All-Ireland SFC Final/Losers' reaction: There is only one feeling inside the dressing-room of the beaten All-Ireland finalists: hurt. It doesn't matter if you've fallen gallantly or fallen without even the chance to fight.
"True, I don't think it matters how you lose," said Mayo selector Liam McHale. "You're beaten and that's it. It's a very disappointing situation. We just weren't physically able for that Kerry team. But we said all along that if we were going to be beaten this year, then we'd be beaten by a team that was better than us. There's no question that was the case today."
McHale has done much to help improve Mayo's tactics this season, but on days like this tactics mean little. This was a game that went beyond tactics, and into the hearts of a team pounding with three years of disappointment.
"I don't think we're just not as good as Kerry," McHale contended. "I believe this Kerry team has just turned into a machine, just like Armagh and Tyrone did in the last few years. They're big, strong, physical and athletic men and they were just way too powerful for us. It was like a good under-21 team against a good senior team.
"But I know from talking to some Kerry people that their players have lived in the gym on the off-season for the past two or three years, and I suppose they were preparing themselves for Tyrone and Armagh and the likes. So they just blew us out of the water.
"They were way too strong for us around the middle of the field, and must have won something like 85 per cent of the possession. I mean after 15 minutes we couldn't blink, because we were getting completely overpowered in the middle of the field.
"On other days we might have scored enough to win the match, but they were so much better than us. I think as they game wore on we got more disillusioned - but then we just didn't ask any questions of Kerry at all."
McHale has had his share of disappointing days in Croke Park, but even he must wonder how John Maughan must feel. Still, he's not letting that get the better of him.
"Well, they still haven't dug that hole yet that I can jump into.
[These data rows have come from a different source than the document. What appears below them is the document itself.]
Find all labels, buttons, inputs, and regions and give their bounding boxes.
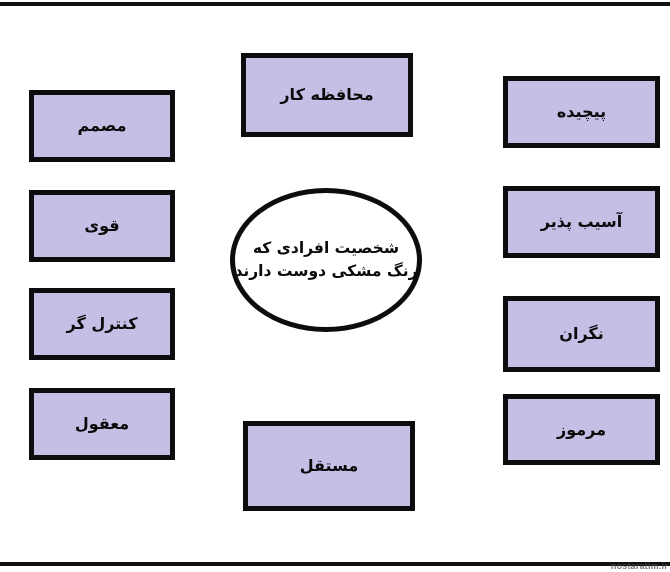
center-ellipse[interactable]: شخصیت افرادی که رنگ مشکی دوست دارند [230,188,422,332]
node-marmooz[interactable]: مرموز [503,394,660,465]
node-label: مصمم [72,116,133,136]
node-asibpazir[interactable]: آسیب پذیر [503,186,660,258]
node-label: محافظه کار [274,85,379,105]
diagram-canvas: مصمم قوی کنترل گر معقول محافظه کار مستقل… [0,0,670,572]
node-label: مستقل [294,456,365,476]
node-label: آسیب پذیر [535,212,628,232]
center-ellipse-text: شخصیت افرادی که رنگ مشکی دوست دارند [220,237,431,284]
node-maghool[interactable]: معقول [29,388,175,460]
frame-rule-bottom [0,562,670,566]
node-negaran[interactable]: نگران [503,296,660,372]
node-ghavi[interactable]: قوی [29,190,175,262]
node-label: مرموز [551,420,612,440]
node-mosammam[interactable]: مصمم [29,90,175,162]
node-mohafezekar[interactable]: محافظه کار [241,53,413,137]
node-label: کنترل گر [60,314,143,334]
center-line-1: شخصیت افرادی که [234,237,417,260]
center-line-2: رنگ مشکی دوست دارند [234,260,417,283]
node-pichide[interactable]: پیچیده [503,76,660,148]
frame-rule-top [0,2,670,6]
node-label: معقول [69,414,135,434]
node-label: قوی [78,216,125,236]
node-kontrolgar[interactable]: کنترل گر [29,288,175,360]
watermark: nostaratim.ir [611,561,668,572]
node-label: پیچیده [551,102,612,122]
node-mostaghel[interactable]: مستقل [243,421,415,511]
node-label: نگران [553,324,609,344]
But we're all involved with this because we want to see Mayo win an All-Ireland title. I haven't seen it in my lifetime, and guys just won't walk away from that. Some guys just persevere and try to do it.
"Quite clearly we were the ones that underperformed, and never made a contest out of it. I can't explain, and if I could have I wouldn't be standing here. We're just very, very disappointed.
"But Kerry were just the superior team in 14 or 15 positions. Probably all 15. When that happens and the game opens up there was nothing we could do about it."
The obvious question is asked: could anyone have beaten them on this day?
"When they're allowed to play that brand of football, I just don't know. But their range of skills and their fielding and their kicking was just exquisite. They played a style of football I don't think we've seen in recent times. And when a Kerry team gets a momentum going like that it is very difficult to do anything about it.
"Kerry's strategy was to kick long ball into the square. We could see that from the very off, and in normal circumstances we should have been able to deal with that quite comfortably. We've a big full back line, but we just got caught with that today."
Even at the half-way point - when Mayo trailed 1-12 to 1-4 - Maughan sensed the inevitable.
"We had to be realistic," he admitted. "Anyone could see that Kerry were the team that were going to win the All-Ireland final. I could have come in and told a lie, but they were the only team playing the football, and at that stage for us it was about damage limitation to a certain extent, trying to maintain a bit of pride in the jersey."
Hunched on a dressing-room bench, defender Peadar Gardiner attempts to explain that feeling of hopelessness.
"You can't turn the clock back now unfortunately. But it was such a long road to get here, and who knows, we might never get here again. But we knew we needed goals. And we never got going in the way we needed to get them. We just didn't respond to them lamping in the high ball, and the likes of Johnny Crowley was there for a reason today. They got great ball down to Colm Cooper, and their overall game was so intense I suppose they deserved to beat us off the field.
"I mean they really upped their level today. Maybe they weren't as good as they should have been the last couple of games, but they really came out of the traps today. We felt we could still do something at half- time, but we knew we needed a goal. They just came out of the blocks again, and that's very disheartening. I don't think we threw in the white flag because we all tried our hearts out."
Maughan's immediate future rests with the Mayo under-21s, who contest the All-Ireland final against Armagh next Saturday.